Route Security by Chuck S. was a good article, but I would add a few things:
–          Newer cars will have daylight running lights and some basic tools may be needed to disable them for real covert night travel.
–          If you can afford them, and practice using them, NVGs are great for covert night travel.
–          Relying on Fuel en route is a gamble. Ideally, carry the fuel you need to get to your destination. For that, you should have a fuel supply stored and rotated. Use proper storage containers and procedures for safety. Use fuel stabilizer to ensure freshness of fuel and protect your engine.
–          Have tools and experience siphoning gas from abandoned cars.
–          Plan to use up to double your normal fuel consumption in a car evacuation due to:
o   Detours to avoid road blocks and traffic
o   Engine running in idle in a traffic jam situation
o   Higher than normal vehicle weight due to supplies carried
o   Charity fuel donation to stranded strangers (exercising proper operational security)

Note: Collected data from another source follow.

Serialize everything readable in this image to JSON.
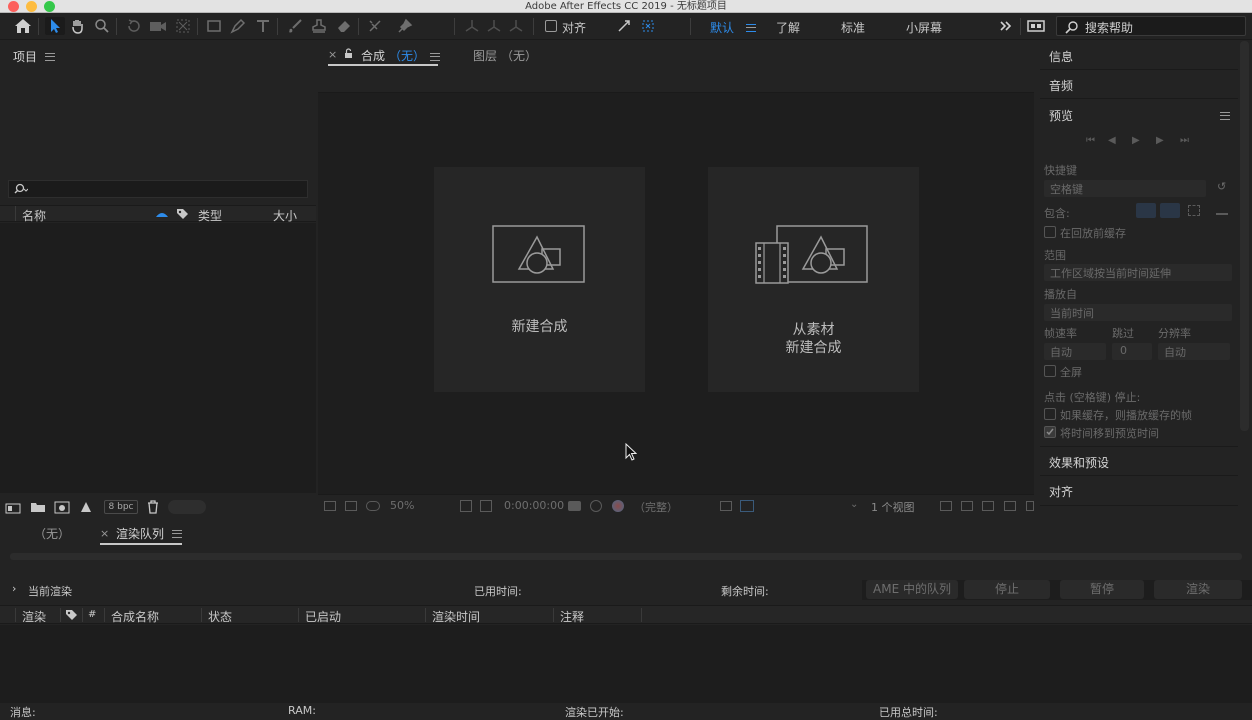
{
  "window": {
    "title": "Adobe After Effects CC 2019 - 无标题项目"
  },
  "toolbar": {
    "align_label": "对齐",
    "workspaces": [
      "默认",
      "了解",
      "标准",
      "小屏幕"
    ],
    "search_label": "搜索帮助"
  },
  "project_panel": {
    "title": "项目",
    "columns": {
      "name": "名称",
      "type": "类型",
      "size": "大小"
    },
    "bit_depth": "8 bpc"
  },
  "viewer": {
    "comp_tab_label": "合成",
    "comp_tab_value": "（无）",
    "layer_tab_label": "图层",
    "layer_tab_value": "（无）",
    "new_comp_label": "新建合成",
    "from_footage_line1": "从素材",
    "from_footage_line2": "新建合成",
    "zoom": "50%",
    "timecode": "0:00:00:00",
    "resolution": "（完整）",
    "views": "1 个视图"
  },
  "right_panel": {
    "info": "信息",
    "audio": "音频",
    "preview": "预览",
    "shortcut_label": "快捷键",
    "shortcut_value": "空格键",
    "include_label": "包含:",
    "cache_before_playback": "在回放前缓存",
    "range_label": "范围",
    "range_value": "工作区域按当前时间延伸",
    "play_from_label": "播放自",
    "play_from_value": "当前时间",
    "frame_rate_label": "帧速率",
    "skip_label": "跳过",
    "resolution_label": "分辨率",
    "frame_rate_value": "自动",
    "skip_value": "0",
    "resolution_value": "自动",
    "fullscreen": "全屏",
    "on_stop_label": "点击 (空格键) 停止:",
    "if_cached": "如果缓存，则播放缓存的帧",
    "move_time": "将时间移到预览时间",
    "effects": "效果和预设",
    "align": "对齐"
  },
  "render_queue": {
    "tab_none": "（无）",
    "tab_title": "渲染队列",
    "current_render": "当前渲染",
    "elapsed": "已用时间:",
    "remaining": "剩余时间:",
    "buttons": [
      "AME 中的队列",
      "停止",
      "暂停",
      "渲染"
    ],
    "columns": [
      "渲染",
      "#",
      "合成名称",
      "状态",
      "已启动",
      "渲染时间",
      "注释"
    ],
    "footer": {
      "messages": "消息:",
      "ram": "RAM:",
      "render_started": "渲染已开始:",
      "total_elapsed": "已用总时间:"
    }
  },
  "colors": {
    "accent": "#2d8ceb",
    "background": "#232323"
  }
}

–          Carry tools and equipment to clear obstacles from roads:
o   Good bolt cutters
o   Chain saw and tow chains
o   Broom for glass or nails removal
o   Shovel
o   Snow removal equipment or chains if appropriate to your environment

–          Add a battery jump-starter with air compressor to the tools list
–          Plan for a good balance of persons to vehicles. You don’t want to overload your vehicles and if you can, you should have redundancy in case a vehicle becomes disabled, however you do not want to stretch your gas supplies to the limit just to have vehicle redundancy. For example, a family with 3 drivers and 3 smaller kids may want to leave with 2 vehicles instead of squeezing into one.
–          If possible, travel in a group of vehicles (Convoy) to increase security and provide redundancy. Ensure communications that do not rely on the grid (CB, or even better – FRS/GMRS with privacy codes). Perform proper briefing to establish procedures and responses to various events.
–          When bugging out of an urban area, traffic gridlocks are your biggest enemy. LEAVE EARLY! Having vehicle, equipment and personnel ready to go will make all the difference. Any advanced signs or warnings, interpreted correctly, will give you an advantage over the panicked masses. 1 hour can be the difference between getting to a safe destination or spending the night inside your car with hungry, panicked masses all around you. While the grid is still up, use traffic and road status data sources such as online/mobile navigation software to identify problems on route. Assess your urban area’s ability to evacuate on a large scale.
–          Do not rely on GPS – as mentioned in the article, paper maps are a required backup to any electronics that can be damaged or disabled.
–          Be able to leave your vehicles if needed and still survive and travel effectively. Packing your cars with supplies doesn’t mean that a bug-out bag or bug-out stroller is not needed. You should be able to leave your car, carrying or rolling supplies on foot, on a moment’s notice.
–          Do your best to camouflage your supplies. Towing an open trailer with a cornucopia of goodies such as water tanks, gas tanks and boxes of food just shouts “rob me”. Try to use closed trailers, tarp covers, or other more creative methods to disguise your supplies and eliminate yourself as a juicy target.
–          Many of us spend 1/3 of our lives at the office. Route planning, communications and supplies for travel from the office to your house are just as important as bugging out from your house to a bug out location. – H.P.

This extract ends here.